I chose not to add the extra percussion, or to "...over-orchestrate....plain, melodic material, simple accompaniment, and simple counterpoint...(the) decision's made and it's what I wrote in the first place. I'm quite pleased about that."(Process and Doing) Intuitive decisions again; first choices in fact.

I choose to "cut and paste" in the old fashioned way by photocopying the first "...two pages because the beginning, the first 8 or 9 bars, is re-stated and I'm not going to write it all out again." I am sure of this and it leads comfortably into the coda where the

...ending needs to have a little more of the beginning and I've played with it a little bit - with the sketch from 112 to 118 will show how I played with it just a little bit...it has to tinkle just that little bit more. (Process and Doing).

What in fact happens is that the beginning ideas blend into the colours of the chorale evident not long after the work opens, and which returns in a form to conclude the piece. "Here the music seems to come together to speak its final farewell and allow itself its final remembrance." (MST Review Journal)

Even the melismas are more scalic and not as leaping around and when they come back like the beginning, they're more finely structured - they don't leap as much - they leap a little bit, but not much and then it just...comes to rest. (Reflection and Description)

I've come down (from having dinner) and in the last 20-25 minutes I've finished the piece. I've just that little bit to do; I'll go through and have a look at some things...the last check of things. I'm quite happy with the way it looks so far. There's a couple of balance things that I'm not sure of and I'm a little concerned about how the piano thing will go - I guess it's the conductor's role really. All finished! (Process and Doing)

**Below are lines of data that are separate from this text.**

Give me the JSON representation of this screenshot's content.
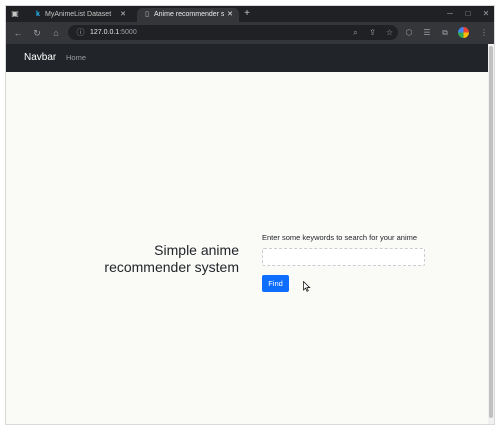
{
  "browser": {
    "tabs": [
      {
        "title": "MyAnimeList Dataset",
        "favicon": "kaggle-icon",
        "active": false
      },
      {
        "title": "Anime recommender sy",
        "favicon": "document-icon",
        "active": true
      }
    ],
    "new_tab_symbol": "+",
    "address": {
      "host": "127.0.0.1",
      "port": ":5000"
    }
  },
  "page": {
    "navbar": {
      "brand": "Navbar",
      "links": [
        {
          "label": "Home"
        }
      ]
    },
    "hero_title": "Simple anime recommender system",
    "search": {
      "label": "Enter some keywords to search for your anime",
      "value": "",
      "placeholder": "",
      "button_label": "Find"
    }
  },
  "colors": {
    "navbar_bg": "#212529",
    "button_bg": "#0d6efd",
    "page_bg": "#fafaf7",
    "chrome_bg": "#202124"
  }
}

I am unsure how long the work in embryo, the subconscious considerations and rumination over it, took to be finalised so that it made itself known to me. The wondering and reflecting on my sister's death that lead to the act of composing took much longer than the sketch itself I'm sure. As noted above, I began writing the sketch itself on the 14th of February 2004 but the process of completing the manuscript score itself didn't take place until March of that year. Having prepared the manuscript paper - no more than half a day's work - it took all of the 31st of March, a very long day but only one day, to place all of the dots on the page and make the story into a form that comes ever–closer to being made available to tell.

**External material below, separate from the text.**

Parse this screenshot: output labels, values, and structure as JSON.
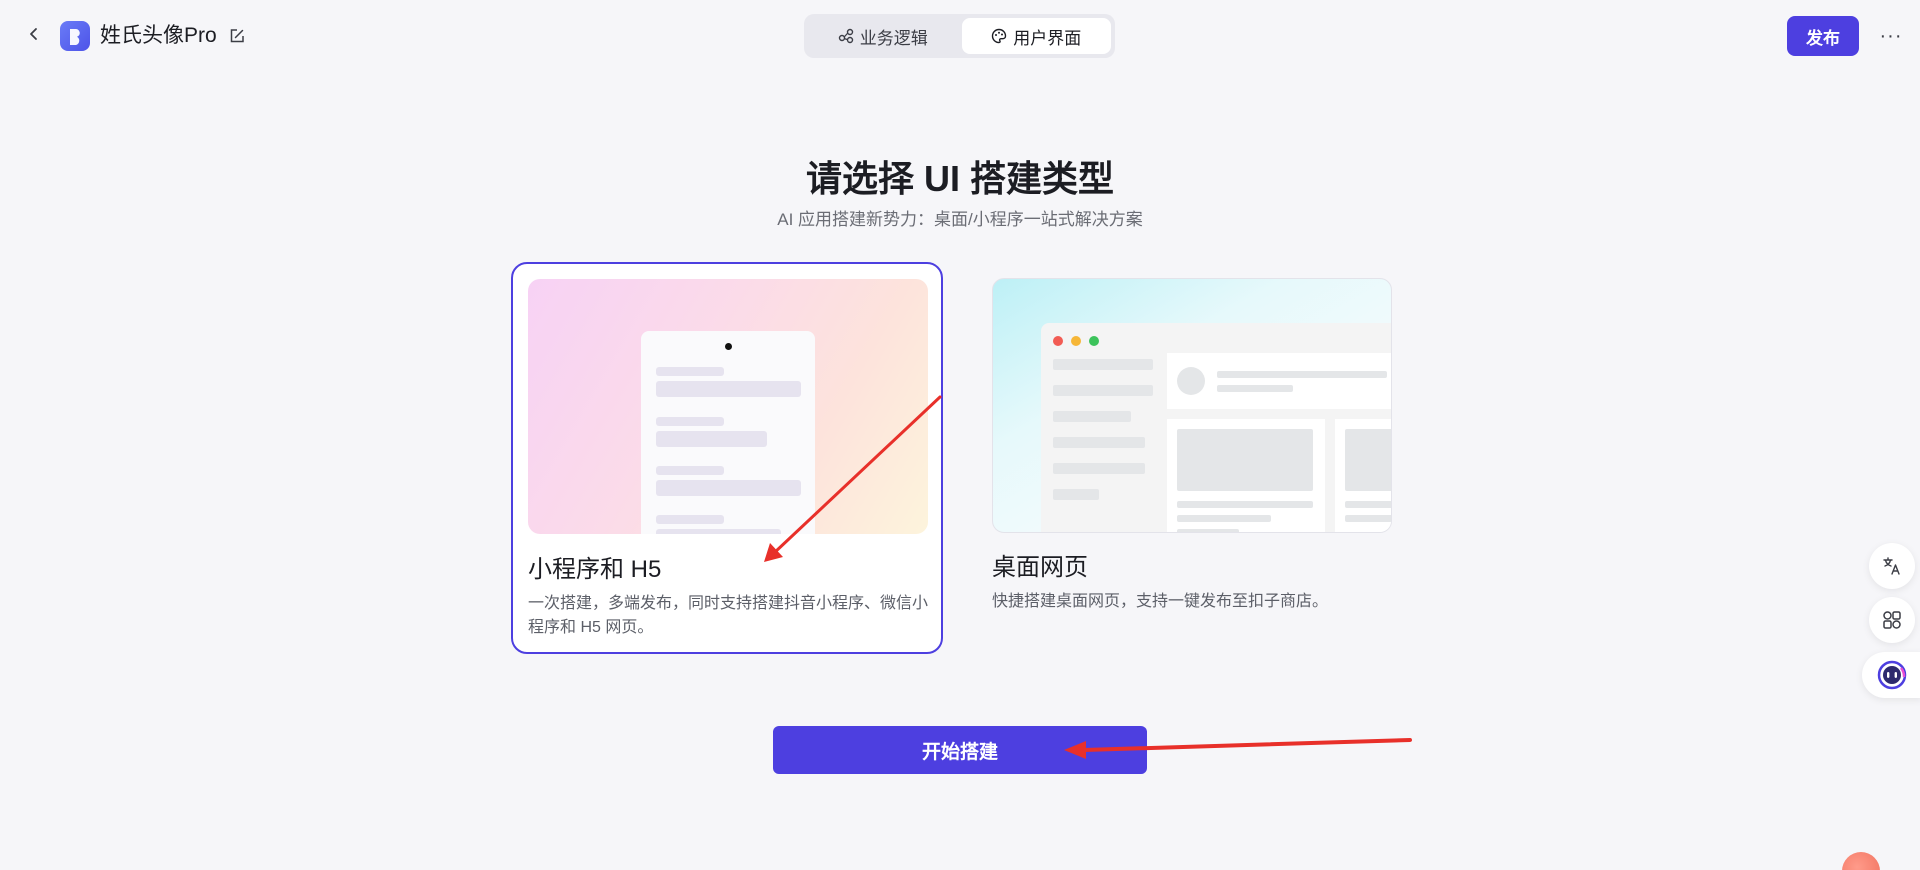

The final process of engraving on the computer is the most mundane for me. I would happily hand it off to a copyist but I find it is often the final stage of review - checking note lengths, refining rehearsal numbers and so forth - and so I am becoming more comfortable with that mechanical activity and finding it less onerous over time. It allows me to ensure that what I give to the conductor and the ensemble is the best I can offer for their use.